En ce qui concerne l’addition d’eau pour la mise en vente, ce qu’on appelle la réduction, il est traditionnel que le degré alcoolique se situe entre 50 et 55 vol.% en Martinique et en Guadeloupe, et atteigne 59 vol.% pour la Marie-Galante.

Le rhum initial, appelé “grappe blanche” dans le cas des rhums agricoles, comme le whisky sortant du spirit safe, présente une couleur transparente, parfois légèrement marquée de jaune. On le stocke quelques mois dans l’acier inoxydable avant de le vendre. C’est le vieillissement sous bois qui lui donnera sa teinte. Malgré le mépris, quelquefois injustifié, affiché par les Français pour les productions étrangères – surtout quand les capitaux de l’Oncle Sam sont de la partie –, c’est bien le bois importé des Etats-Unis qui sert à cette fin.

En effet, le Bourbon ne peut utiliser ses barriques de chêne blanc qu’une seule fois (les fameux “Once Used”). On les démonte et ils rejoignent la Caraïbe. Là, on les reconstitue, on refait la chauffe et … la “part des anges” peut atteindre 10%.*
[* il s’agit des pertes annuelles par évaporation]

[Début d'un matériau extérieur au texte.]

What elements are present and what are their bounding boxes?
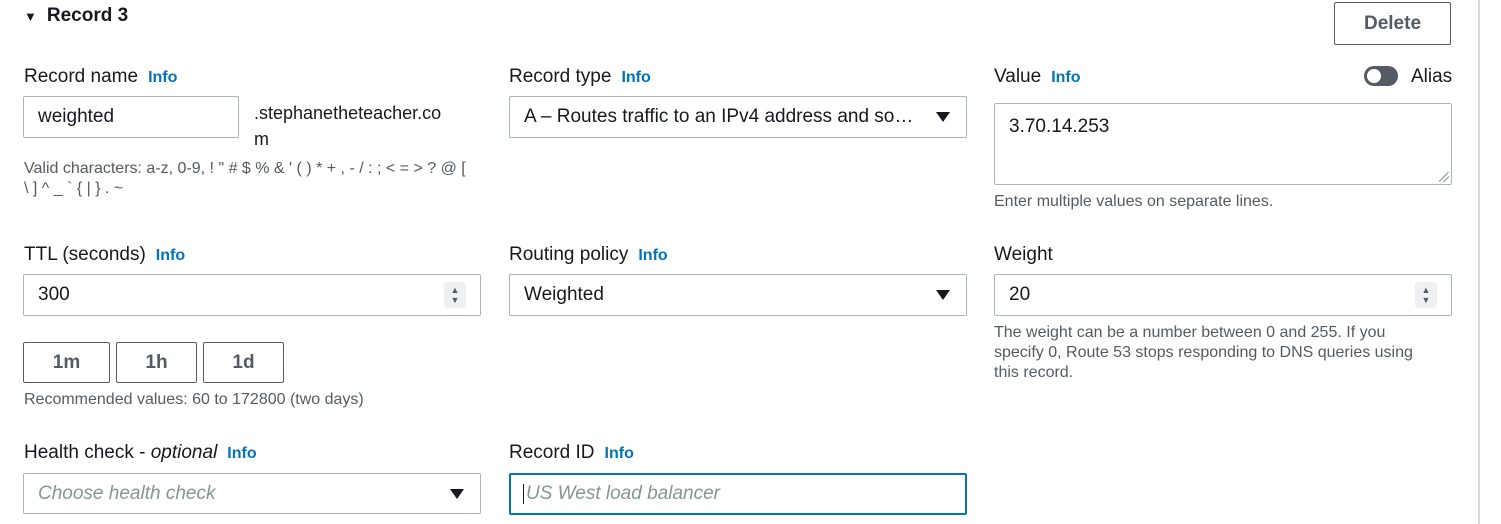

Après 3 années, on appelle le rhum “paille”. Ensuite, il devient “vieux”. Le public utilise souvent le nom d’ambré.
Nous aborderons dans un prochain numéro les différences gustatives. Généralement, un bon rhum blanc se déguste tout seul, rafraîchi et parfois légèrement parfumé d’un zeste de citron ou de limon ou édulcoré. Il peut aussi servir à toutes sortes de cocktails. Le rhum ambré de qualité, lui, devrait se boire seul, à la limite avec un glaçon. Mais ceci est une autre histoire.